I spent a fair part of my past life not understanding character encodings in its entirety. While this was totally unimportant in past times, when e.g. a dataformat or file was written or created by the same program reading it, most likely not crossing country or language borders, nowadays it is. Very. So what is this all about?
Let‘s have a look at how characters can be encoded. The most simple approach is to simply put up a table with characters and assign each character a number between 0 and 255. By doing this, you get a character pool with 255 elements and can address each element with 1 byte. This approach is widely still in use, the most popular implementation is by far the ASCII format. These 255 characters did a great job for a long time. By dividing it into a lower and upper part system manufacturers were able to provide e.g. Germany with their beloved special characters, but were as well able to provide language-specific special characters to other nationalities, like French or Spain. By doing this, you gain the ability to use one byte to encode the most important subset of characters, but lose portability. A file created on a german-speaking workstation wouldn‘t be displayed correctly somewhere outside this language zone. That‘s where the concept of codemaps has it‘s origin. Each system was equipped with a codemap, which was nothing more but a table mapping byte-values to chars.
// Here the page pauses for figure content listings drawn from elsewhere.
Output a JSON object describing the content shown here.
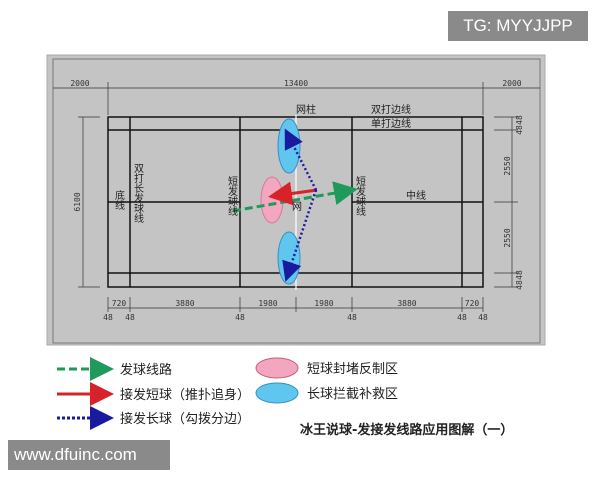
{
  "watermarks": {
    "top": "TG: MYYJJPP",
    "bottom": "www.dfuinc.com"
  },
  "dimensions": {
    "top": [
      "2000",
      "13400",
      "2000"
    ],
    "left": "6100",
    "right": [
      "48",
      "48",
      "2550",
      "2550",
      "48",
      "48"
    ],
    "bottom": [
      "720",
      "3880",
      "1980",
      "1980",
      "3880",
      "720"
    ],
    "bottom_ticks": [
      "48",
      "48",
      "48",
      "48",
      "48",
      "48"
    ]
  },
  "court_labels": {
    "net_post": "网柱",
    "doubles_sideline": "双打边线",
    "singles_sideline": "单打边线",
    "center_line": "中线",
    "back_line": "底线",
    "doubles_long_service_line": "双打长发球线",
    "short_service_line_left": "短发球线",
    "short_service_line_right": "短发球线",
    "net": "网"
  },
  "legend": {
    "serve_route": "发球线路",
    "short_return": "接发短球（推扑追身）",
    "long_return": "接发长球（勾拨分边）",
    "short_zone": "短球封堵反制区",
    "long_zone": "长球拦截补救区"
  },
  "caption": "冰王说球-发接发线路应用图解（一）",
  "colors": {
    "serve": "#1f9a5a",
    "short": "#d8222a",
    "long": "#1a1aa0",
    "pink_zone": "#f4a6bf",
    "blue_zone": "#5ec6ef",
    "panel": "#c4c4c4"
  }
}
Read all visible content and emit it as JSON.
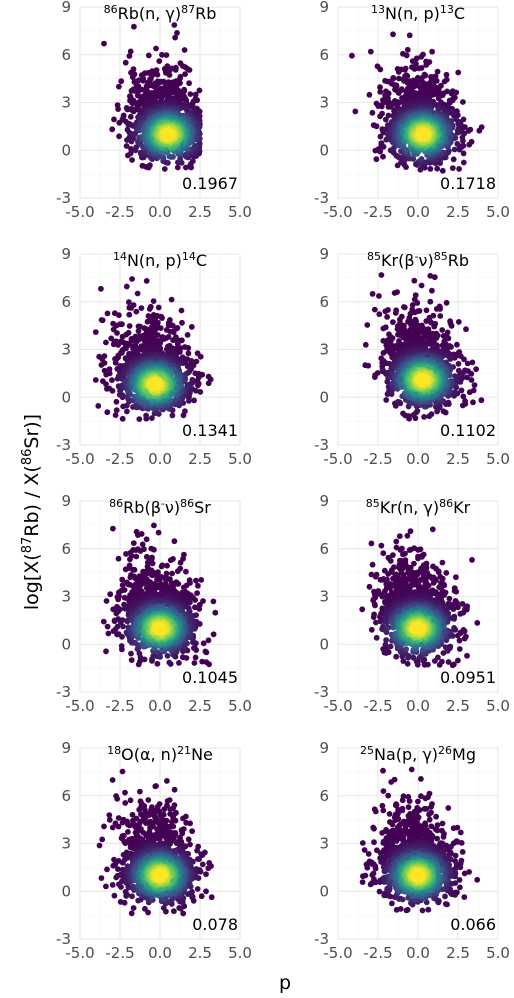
{
  "chart_data": {
    "type": "scatter",
    "layout": "4 rows x 2 columns (facets)",
    "xlabel": "p",
    "ylabel": {
      "prefix": "log[X(",
      "sup1": "87",
      "mid": "Rb) / X(",
      "sup2": "86",
      "suffix": "Sr)]"
    },
    "xlim": [
      -5,
      5
    ],
    "ylim": [
      -3,
      9
    ],
    "x_ticks": [
      "-5.0",
      "-2.5",
      "0.0",
      "2.5",
      "5.0"
    ],
    "x_tick_values": [
      -5,
      -2.5,
      0,
      2.5,
      5
    ],
    "y_ticks": [
      "-3",
      "0",
      "3",
      "6",
      "9"
    ],
    "y_tick_values": [
      -3,
      0,
      3,
      6,
      9
    ],
    "grid": true,
    "colormap": [
      "#440154",
      "#3b528b",
      "#21918c",
      "#5ec962",
      "#fde725"
    ],
    "panels": [
      {
        "title": [
          {
            "sup": "86"
          },
          {
            "t": "Rb(n, γ)"
          },
          {
            "sup": "87"
          },
          {
            "t": "Rb"
          }
        ],
        "value": "0.1967",
        "density_center": [
          0.5,
          1.0
        ],
        "point_extent": {
          "x": [
            -4.5,
            2.5
          ],
          "y": [
            -1.2,
            8.0
          ]
        }
      },
      {
        "title": [
          {
            "sup": "13"
          },
          {
            "t": "N(n, p)"
          },
          {
            "sup": "13"
          },
          {
            "t": "C"
          }
        ],
        "value": "0.1718",
        "density_center": [
          0.3,
          1.0
        ],
        "point_extent": {
          "x": [
            -4.3,
            4.5
          ],
          "y": [
            -1.3,
            7.5
          ]
        }
      },
      {
        "title": [
          {
            "sup": "14"
          },
          {
            "t": "N(n, p)"
          },
          {
            "sup": "14"
          },
          {
            "t": "C"
          }
        ],
        "value": "0.1341",
        "density_center": [
          -0.3,
          0.8
        ],
        "point_extent": {
          "x": [
            -4.2,
            3.8
          ],
          "y": [
            -1.4,
            8.0
          ]
        }
      },
      {
        "title": [
          {
            "sup": "85"
          },
          {
            "t": "Kr(β"
          },
          {
            "sup": "-"
          },
          {
            "t": "ν)"
          },
          {
            "sup": "85"
          },
          {
            "t": "Rb"
          }
        ],
        "value": "0.1102",
        "density_center": [
          0.3,
          1.1
        ],
        "point_extent": {
          "x": [
            -4.5,
            4.5
          ],
          "y": [
            -1.4,
            7.8
          ]
        }
      },
      {
        "title": [
          {
            "sup": "86"
          },
          {
            "t": "Rb(β"
          },
          {
            "sup": "-"
          },
          {
            "t": "ν)"
          },
          {
            "sup": "86"
          },
          {
            "t": "Sr"
          }
        ],
        "value": "0.1045",
        "density_center": [
          0.0,
          1.0
        ],
        "point_extent": {
          "x": [
            -4.5,
            4.5
          ],
          "y": [
            -1.3,
            8.2
          ]
        }
      },
      {
        "title": [
          {
            "sup": "85"
          },
          {
            "t": "Kr(n, γ)"
          },
          {
            "sup": "86"
          },
          {
            "t": "Kr"
          }
        ],
        "value": "0.0951",
        "density_center": [
          0.0,
          1.0
        ],
        "point_extent": {
          "x": [
            -4.3,
            4.7
          ],
          "y": [
            -1.4,
            7.8
          ]
        }
      },
      {
        "title": [
          {
            "sup": "18"
          },
          {
            "t": "O(α, n)"
          },
          {
            "sup": "21"
          },
          {
            "t": "Ne"
          }
        ],
        "value": "0.078",
        "density_center": [
          0.0,
          1.0
        ],
        "point_extent": {
          "x": [
            -3.8,
            4.5
          ],
          "y": [
            -1.4,
            7.8
          ]
        }
      },
      {
        "title": [
          {
            "sup": "25"
          },
          {
            "t": "Na(p, γ)"
          },
          {
            "sup": "26"
          },
          {
            "t": "Mg"
          }
        ],
        "value": "0.066",
        "density_center": [
          0.0,
          1.0
        ],
        "point_extent": {
          "x": [
            -4.0,
            4.5
          ],
          "y": [
            -1.4,
            8.2
          ]
        }
      }
    ]
  }
}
So there was a need growing, in times of internet and global networking, to encode characters so that they were viewable everywhere, in a consistent manner. Many approaches exist, but the one that is most widely used today and the de-facto standard for encodings is called UTF-8. Fundamentally, it is a multi-byte encoding, that is, each character can be encoded using up to 4 bytes. The exact byte count is determined by the highest order bits, if it‘s 0, only 1 byte is present, if it‘s 1, two bytes and so on. This is a clever approach, since the lower table of ASCII characters is properly UTF-8 encoded, just because the implementation is cool. The lower case table, for your interest, includes all basic numbers, whitespaces, and the alphabet in lower- and uppercase.
So nowadays, one should definitely use UTF-8. Why? The best thing would be to have everything in UTF-8, e.g. XML-Documents, Text Documents. Most moden languages handle Strings as being UTF-8 by default, only changing the external presentation on request. UTF-8 simplifies development of easily localizable application tremendously, while being simple to manage on the other hand. As exaggerated as it may sound: UTF-8 is indeed the answer to most encoding problems.
If you want to use it in Java, you are already equipped with what you need. If you want to use C to build a UTF-8-capable application, use the iconv-library, it is open-source and included on every distribution, including Cygwin. Iconv is able to encode almost any format that is there into any other format, and it‘s able to read UTF-8, or work with it to extend the C Standard Library ( which is at the date of this writing not able to do so .
Hopefully I could give you a brief introduction to what encodings are, and not are, and why UTF-8 should be used. Remind yourself!